LES MASTERCLASSES par Mathilde Wagman
Claire Simon : “L’écoute est ce qui est le plus important”
Claire Simon fait sa masterclasse, en public du théâtre de l’Alliance française. Elle revient sur ses premières expériences, le montage qui a été pour elle “une grande école de cinéma”, sa conception du documentaire, la place de l’écoute et du silence dans son travail.
Quand j’étais petite, je voulais être tragédienne et détective. Je vivais à la campagne. La campagne et le théâtre, ça a donné le cinéma.
Depuis un peu plus de trente ans, Claire Simon construit une œuvre de cinéma dont l’une des particularités est qu’elle se situe aussi bien du côté du cinéma dit documentaire que du cinéma que l’on appelle de fiction, partition que ses films ne cessent de mettre en question. Nous sommes beaucoup à avoir découvert son cinéma avec Récréations, sorti en salles en 1998, film pour lequel elle a tourné pendant un an dans la cour de récréation d’une école maternelle et qui nous montrait l’intensité des drames qui se nouent dans les jeux des enfants entre eux.
Son tout dernier film, Premières solitudes, sorti l’an dernier, y faisait écho : lui aussi tourné en partie dans une cour d’école, cette fois-ci d’un lycée, avec des adolescents élèves de première à Ivry-sur-Seine. Parmi ses documentaires récents, il y a aussi Le bois dont les rêves sont faits, en 2015, un portrait de ce lieu qu’est le Bois de Vincennes et qui constitue, pour ceux qui le fréquentent, une sorte de paradis perdu ; pour Le concours, en 2016, Claire Simon a filmé le processus assez impitoyable du concours d’entrée à la Fémis, l’école de cinéma qu’elle connaît bien puisqu’elle y a été pendant une dizaine d’années en charge du département réalisation.
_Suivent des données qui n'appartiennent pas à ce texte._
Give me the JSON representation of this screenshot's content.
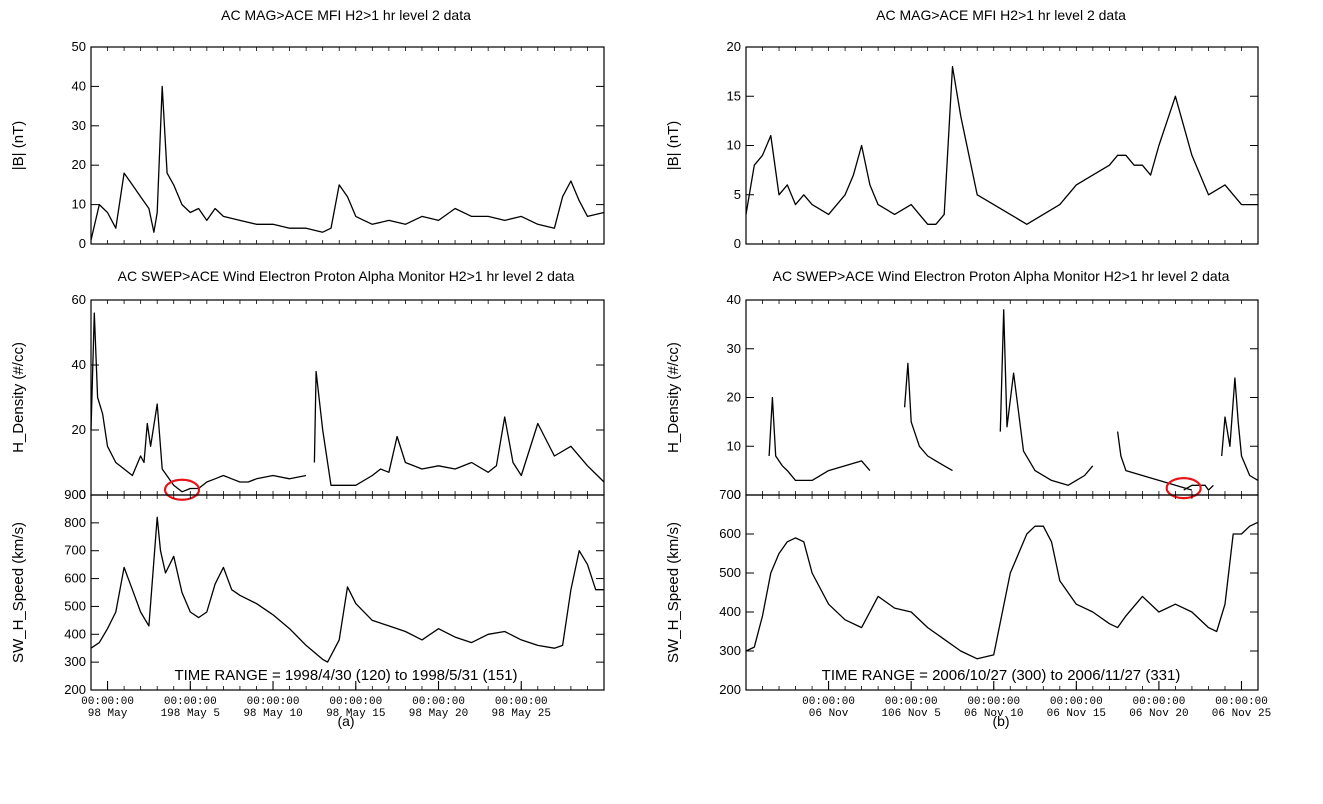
{
  "figure": {
    "panel_a": {
      "caption": "(a)",
      "time_range": "TIME RANGE = 1998/4/30 (120) to 1998/5/31 (151)",
      "mag_title": "AC  MAG>ACE MFI H2>1 hr level 2 data",
      "swep_title": "AC  SWEP>ACE Wind Electron Proton Alpha Monitor  H2>1 hr level 2 data"
    },
    "panel_b": {
      "caption": "(b)",
      "time_range": "TIME RANGE = 2006/10/27 (300) to 2006/11/27 (331)",
      "mag_title": "AC  MAG>ACE MFI H2>1 hr level 2 data",
      "swep_title": "AC  SWEP>ACE Wind Electron Proton Alpha Monitor  H2>1 hr level 2 data"
    },
    "highlight_color": "#e8141b",
    "line_color": "#000000"
  },
  "chart_data": [
    {
      "type": "line",
      "panel": "a",
      "ylabel": "|B| (nT)",
      "xlim": [
        0,
        31
      ],
      "ylim": [
        0,
        50
      ],
      "yticks": [
        0,
        10,
        20,
        30,
        40,
        50
      ],
      "x": [
        0,
        0.5,
        1,
        1.5,
        2,
        2.5,
        3,
        3.5,
        3.8,
        4.0,
        4.3,
        4.6,
        5,
        5.5,
        6,
        6.5,
        7,
        7.5,
        8,
        9,
        10,
        11,
        12,
        13,
        14,
        14.5,
        15,
        15.5,
        16,
        16.5,
        17,
        18,
        19,
        20,
        21,
        22,
        23,
        24,
        25,
        26,
        27,
        28,
        28.5,
        29,
        29.5,
        30,
        31
      ],
      "y": [
        1,
        10,
        8,
        4,
        18,
        15,
        12,
        9,
        3,
        8,
        40,
        18,
        15,
        10,
        8,
        9,
        6,
        9,
        7,
        6,
        5,
        5,
        4,
        4,
        3,
        4,
        15,
        12,
        7,
        6,
        5,
        6,
        5,
        7,
        6,
        9,
        7,
        7,
        6,
        7,
        5,
        4,
        12,
        16,
        11,
        7,
        8
      ]
    },
    {
      "type": "line",
      "panel": "a",
      "ylabel": "H_Density (#/cc)",
      "xlim": [
        0,
        31
      ],
      "ylim": [
        0,
        60
      ],
      "yticks": [
        0,
        20,
        40,
        60
      ],
      "x": [
        0,
        0.2,
        0.4,
        0.7,
        1,
        1.5,
        2,
        2.5,
        3,
        3.2,
        3.4,
        3.6,
        4,
        4.3,
        5,
        5.5,
        6,
        6.5,
        7,
        7.5,
        8,
        8.5,
        9,
        9.5,
        10,
        11,
        12,
        13
      ],
      "y": [
        20,
        56,
        30,
        25,
        15,
        10,
        8,
        6,
        12,
        10,
        22,
        15,
        28,
        8,
        3,
        1,
        2,
        2,
        4,
        5,
        6,
        5,
        4,
        4,
        5,
        6,
        5,
        6
      ],
      "x2": [
        13.5,
        13.6,
        14,
        14.5,
        15,
        16,
        17,
        17.5,
        18,
        18.5,
        19,
        20,
        21,
        22,
        23,
        24,
        24.5,
        25,
        25.5,
        26,
        27,
        28,
        29,
        30,
        31
      ],
      "y2": [
        10,
        38,
        20,
        3,
        3,
        3,
        6,
        8,
        7,
        18,
        10,
        8,
        9,
        8,
        10,
        7,
        9,
        24,
        10,
        6,
        22,
        12,
        15,
        9,
        4
      ],
      "annotations": [
        {
          "type": "ellipse",
          "x": 5.5,
          "y": 1
        }
      ]
    },
    {
      "type": "line",
      "panel": "a",
      "ylabel": "SW_H_Speed (km/s)",
      "xlim": [
        0,
        31
      ],
      "ylim": [
        200,
        900
      ],
      "yticks": [
        200,
        300,
        400,
        500,
        600,
        700,
        800,
        900
      ],
      "x": [
        0,
        0.5,
        1,
        1.5,
        2,
        2.5,
        3,
        3.5,
        4,
        4.2,
        4.5,
        5,
        5.5,
        6,
        6.5,
        7,
        7.5,
        8,
        8.5,
        9,
        10,
        11,
        12,
        13,
        14,
        14.3,
        15,
        15.5,
        16,
        17,
        18,
        19,
        20,
        21,
        22,
        23,
        24,
        25,
        26,
        27,
        28,
        28.5,
        29,
        29.5,
        30,
        30.5,
        31
      ],
      "y": [
        350,
        370,
        420,
        480,
        640,
        560,
        480,
        430,
        820,
        700,
        620,
        680,
        550,
        480,
        460,
        480,
        580,
        640,
        560,
        540,
        510,
        470,
        420,
        360,
        310,
        300,
        380,
        570,
        510,
        450,
        430,
        410,
        380,
        420,
        390,
        370,
        400,
        410,
        380,
        360,
        350,
        360,
        560,
        700,
        650,
        560,
        560
      ]
    },
    {
      "type": "line",
      "panel": "b",
      "ylabel": "|B| (nT)",
      "xlim": [
        0,
        31
      ],
      "ylim": [
        0,
        20
      ],
      "yticks": [
        0,
        5,
        10,
        15,
        20
      ],
      "x": [
        0,
        0.5,
        1,
        1.5,
        2,
        2.5,
        3,
        3.5,
        4,
        5,
        6,
        6.5,
        7,
        7.5,
        8,
        9,
        10,
        10.5,
        11,
        11.5,
        12,
        12.5,
        13,
        14,
        15,
        16,
        17,
        18,
        19,
        20,
        21,
        22,
        22.5,
        23,
        23.5,
        24,
        24.5,
        25,
        26,
        27,
        28,
        29,
        30,
        31
      ],
      "y": [
        3,
        8,
        9,
        11,
        5,
        6,
        4,
        5,
        4,
        3,
        5,
        7,
        10,
        6,
        4,
        3,
        4,
        3,
        2,
        2,
        3,
        18,
        13,
        5,
        4,
        3,
        2,
        3,
        4,
        6,
        7,
        8,
        9,
        9,
        8,
        8,
        7,
        10,
        15,
        9,
        5,
        6,
        4,
        4
      ]
    },
    {
      "type": "line",
      "panel": "b",
      "ylabel": "H_Density (#/cc)",
      "xlim": [
        0,
        31
      ],
      "ylim": [
        0,
        40
      ],
      "yticks": [
        0,
        10,
        20,
        30,
        40
      ],
      "x": [
        1.4,
        1.6,
        1.8,
        2.2,
        2.5,
        3,
        4,
        5,
        6,
        7,
        7.5
      ],
      "y": [
        8,
        20,
        8,
        6,
        5,
        3,
        3,
        5,
        6,
        7,
        5
      ],
      "x2": [
        9.6,
        9.8,
        10,
        10.5,
        11,
        11.5,
        12,
        12.5
      ],
      "y2": [
        18,
        27,
        15,
        10,
        8,
        7,
        6,
        5
      ],
      "x3": [
        15.4,
        15.6,
        15.8,
        16.2,
        16.8,
        17.5,
        18.5,
        19.5,
        20,
        20.5,
        21
      ],
      "y3": [
        13,
        38,
        14,
        25,
        9,
        5,
        3,
        2,
        3,
        4,
        6
      ],
      "x4": [
        22.5,
        22.7,
        23,
        24,
        25,
        26,
        27
      ],
      "y4": [
        13,
        8,
        5,
        4,
        3,
        2,
        1
      ],
      "x5": [
        26.5,
        27,
        27.5,
        27.8,
        28,
        28.3
      ],
      "y5": [
        1,
        2,
        2,
        2,
        1,
        2
      ],
      "x6": [
        28.8,
        29,
        29.3,
        29.6,
        29.8,
        30,
        30.5,
        31
      ],
      "y6": [
        8,
        16,
        10,
        24,
        15,
        8,
        4,
        3
      ],
      "annotations": [
        {
          "type": "ellipse",
          "x": 26.5,
          "y": 1
        }
      ]
    },
    {
      "type": "line",
      "panel": "b",
      "ylabel": "SW_H_Speed (km/s)",
      "xlim": [
        0,
        31
      ],
      "ylim": [
        200,
        700
      ],
      "yticks": [
        200,
        300,
        400,
        500,
        600,
        700
      ],
      "x": [
        0,
        0.5,
        1,
        1.5,
        2,
        2.5,
        3,
        3.5,
        4,
        5,
        6,
        7,
        8,
        9,
        10,
        11,
        12,
        13,
        14,
        15,
        16,
        17,
        17.5,
        18,
        18.5,
        19,
        20,
        21,
        22,
        22.5,
        23,
        24,
        25,
        26,
        27,
        28,
        28.5,
        29,
        29.5,
        30,
        30.5,
        31
      ],
      "y": [
        300,
        310,
        390,
        500,
        550,
        580,
        590,
        580,
        500,
        420,
        380,
        360,
        440,
        410,
        400,
        360,
        330,
        300,
        280,
        290,
        500,
        600,
        620,
        620,
        580,
        480,
        420,
        400,
        370,
        360,
        390,
        440,
        400,
        420,
        400,
        360,
        350,
        420,
        600,
        600,
        620,
        630
      ]
    }
  ]
}
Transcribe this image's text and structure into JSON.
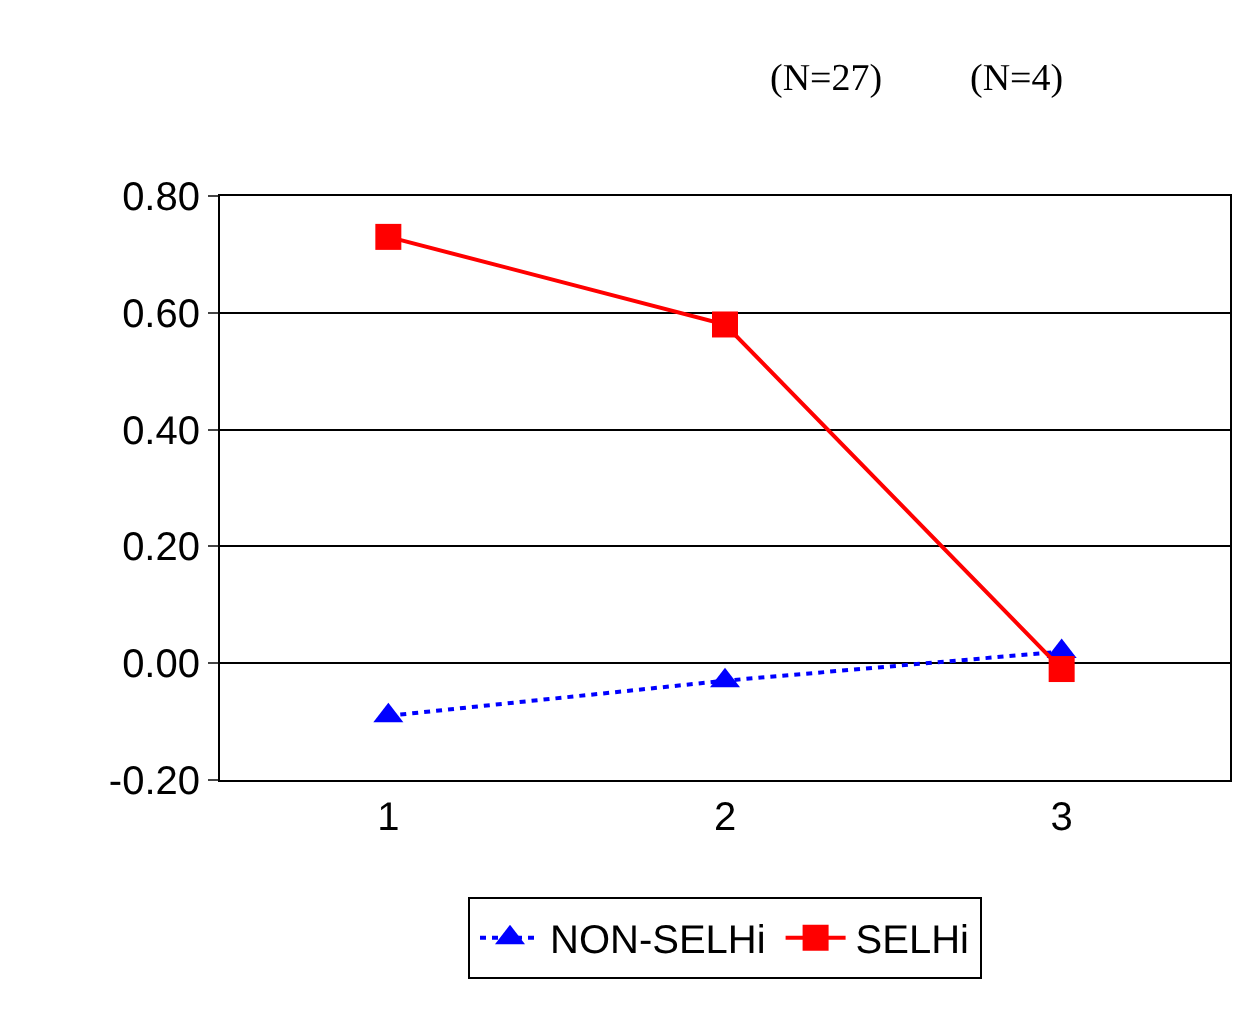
{
  "chart_data": {
    "type": "line",
    "categories": [
      "1",
      "2",
      "3"
    ],
    "series": [
      {
        "name": "NON-SELHi",
        "color": "#0000ff",
        "values": [
          -0.09,
          -0.03,
          0.02
        ],
        "marker": "triangle",
        "line_style": "dotted"
      },
      {
        "name": "SELHi",
        "color": "#ff0000",
        "values": [
          0.73,
          0.58,
          -0.01
        ],
        "marker": "square",
        "line_style": "solid"
      }
    ],
    "ylim": [
      -0.2,
      0.8
    ],
    "yticks": [
      {
        "value": -0.2,
        "label": "-0.20"
      },
      {
        "value": 0,
        "label": "0.00"
      },
      {
        "value": 0.2,
        "label": "0.20"
      },
      {
        "value": 0.4,
        "label": "0.40"
      },
      {
        "value": 0.6,
        "label": "0.60"
      },
      {
        "value": 0.8,
        "label": "0.80"
      }
    ],
    "grid": "y",
    "legend": "bottom",
    "annotations": [
      "(N=27)",
      "(N=4)"
    ]
  }
}
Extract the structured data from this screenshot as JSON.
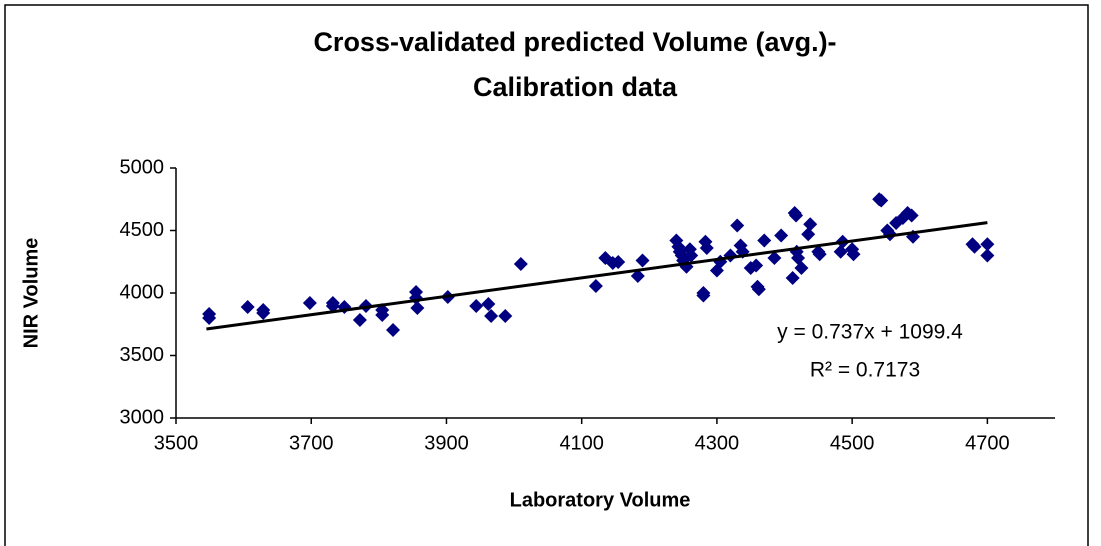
{
  "chart_data": {
    "type": "scatter",
    "title": "Cross-validated predicted Volume (avg.)-",
    "subtitle": "Calibration data",
    "x_label": "Laboratory Volume",
    "y_label": "NIR Volume",
    "color": "#000080",
    "xlim": [
      3500,
      4800
    ],
    "xticks": [
      3500,
      3700,
      3900,
      4100,
      4300,
      4500,
      4700
    ],
    "ylim": [
      3000,
      5000
    ],
    "yticks": [
      3000,
      3500,
      4000,
      4500,
      5000
    ],
    "x": [
      3549,
      3549,
      3606,
      3629,
      3629,
      3698,
      3732,
      3732,
      3749,
      3772,
      3781,
      3805,
      3805,
      3821,
      3855,
      3855,
      3857,
      3902,
      3944,
      3962,
      3966,
      3987,
      4010,
      4121,
      4135,
      4146,
      4154,
      4183,
      4190,
      4240,
      4243,
      4245,
      4248,
      4250,
      4255,
      4260,
      4262,
      4280,
      4280,
      4283,
      4285,
      4300,
      4305,
      4320,
      4330,
      4335,
      4338,
      4350,
      4358,
      4360,
      4362,
      4370,
      4385,
      4395,
      4412,
      4415,
      4417,
      4418,
      4420,
      4425,
      4435,
      4438,
      4450,
      4452,
      4483,
      4486,
      4500,
      4502,
      4540,
      4543,
      4552,
      4556,
      4565,
      4575,
      4582,
      4588,
      4590,
      4678,
      4681,
      4700,
      4700
    ],
    "y": [
      3800,
      3832,
      3888,
      3840,
      3864,
      3920,
      3920,
      3896,
      3888,
      3784,
      3896,
      3864,
      3824,
      3704,
      4008,
      3960,
      3880,
      3968,
      3896,
      3912,
      3816,
      3816,
      4232,
      4056,
      4280,
      4240,
      4248,
      4136,
      4260,
      4420,
      4370,
      4330,
      4300,
      4260,
      4210,
      4350,
      4300,
      4000,
      3980,
      4410,
      4360,
      4180,
      4250,
      4300,
      4540,
      4380,
      4330,
      4200,
      4220,
      4050,
      4030,
      4420,
      4280,
      4460,
      4120,
      4640,
      4620,
      4330,
      4280,
      4200,
      4470,
      4550,
      4330,
      4310,
      4330,
      4410,
      4350,
      4310,
      4750,
      4740,
      4500,
      4470,
      4560,
      4600,
      4640,
      4620,
      4450,
      4390,
      4370,
      4390,
      4300
    ],
    "trendline": {
      "slope": 0.737,
      "intercept": 1099.4,
      "x": [
        3545,
        4700
      ]
    },
    "equation": "y = 0.737x + 1099.4",
    "r_squared": "R² = 0.7173"
  }
}
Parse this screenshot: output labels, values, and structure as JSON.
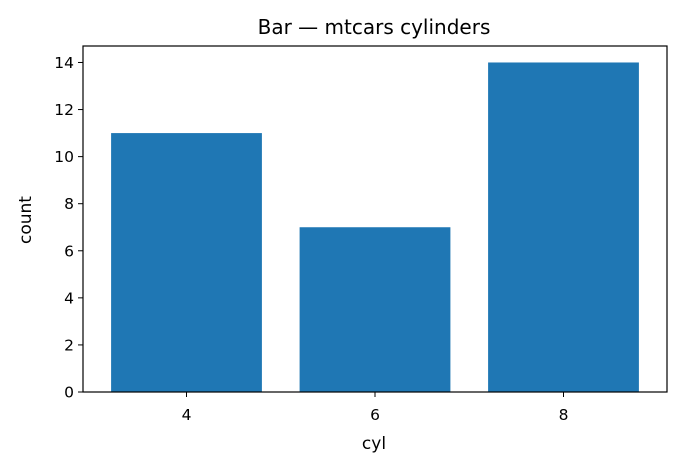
{
  "chart_data": {
    "type": "bar",
    "title": "Bar — mtcars cylinders",
    "xlabel": "cyl",
    "ylabel": "count",
    "categories": [
      "4",
      "6",
      "8"
    ],
    "values": [
      11,
      7,
      14
    ],
    "ylim": [
      0,
      14.7
    ],
    "yticks": [
      0,
      2,
      4,
      6,
      8,
      10,
      12,
      14
    ],
    "grid": false,
    "bar_color": "#1f77b4"
  }
}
Après Sinon oui en 1997 et Ca brûle en 2006, ses deux premiers longs métrages de fiction, c’est aussi grâce à l’entremise de la fiction qu’elle nous a fait pénétrer dans l’intimité des bureaux d’un planning familial avec Les bureaux de Dieu, en 2008. Les conseillères du planning, on s’en souvient, étaient incarnées par Nathalie Baye, Nicolas Garcia, Isabelle Carré ou Rachida Brakni, entre autres.
En 2013 elle a signé un double portrait de ce lieu qu’est la gare du Nord à Paris : il y avait eu côté pile le film de fiction, qui s’appelait Gare du Nord, avec Nicole Garcia, Réda Kateb et François Damiens ; et côté face un documentaire, Géographie humaine, un parcours dans la gare à la rencontre de ceux qui y passent, qui la traversent ou qui y vivent, parfois.
Après les années post-68 créatrices, politiques, les années 80 ont été des années pendant lesquelles le cinéma se regardait dans la glace. J’ai eu un choc en voyant le premier film de Depardon. Il a ouvert un chemin pour inventer de nouvelles formes.
Je fais en documentaire ce que d’autres font en fiction. Il faut réussir à inventer de nouvelles formes.
L’écoute est ce qu’il y a de plus important.
Elle explique son travail pour Les Bureaux de Dieu :
J’ai passé une semaine au Planning familial et j’ai été bouleversée. Mais le principe des planning est l’anonymat donc je ne savais pas comment faire. J’étais intéressée par ce qu’il y a de plus banal. Une jeune femme qui oublie sa pilule, et tout ce que ça charrie sur la société.
J’ai l’impression que partir d’un lieu c’est une manière de commencer une histoire. Je pars d’un lieu, par exemple la gare du Nord, une cour de récréation et je vais chercher l’histoire là. Le lieu contient en lui-même des histoires.
Enfin tout récemment elle a réalisé un objet filmique d’un format nouveau pour elle puisqu’il s’agit d’une série qui va être diffusée très prochainement, à partir du 13 septembre sur Ciné+. Cette série s’intitule “Le village”, compte pour l’instant deux saisons, et vous pouvez en voir quelques épisodes sur Tënk. Le village en question c’est Lussas, dans l’Ardèche, petite commune dans laquelle elle a filmé et mis en parallèle le travail de deux communautés : d’une part celle qui autour de Jean-Marie Barbe le fondateur du festival les États généraux du film documentaire, œuvre pour la diffusion, la production, la défense du cinéma documentaire de création ; et d’autre part celle des agriculteurs de cette petite commune rurale.
La caméra, c’est un rapport physique avec les acteurs, avec les personnes que je filme. En tant que femme, c’est le seul moyen que j’ai trouvé pour avoir le pouvoir. C’est moi qui tient la caméra, c’est moi qui appuie sur le bouton.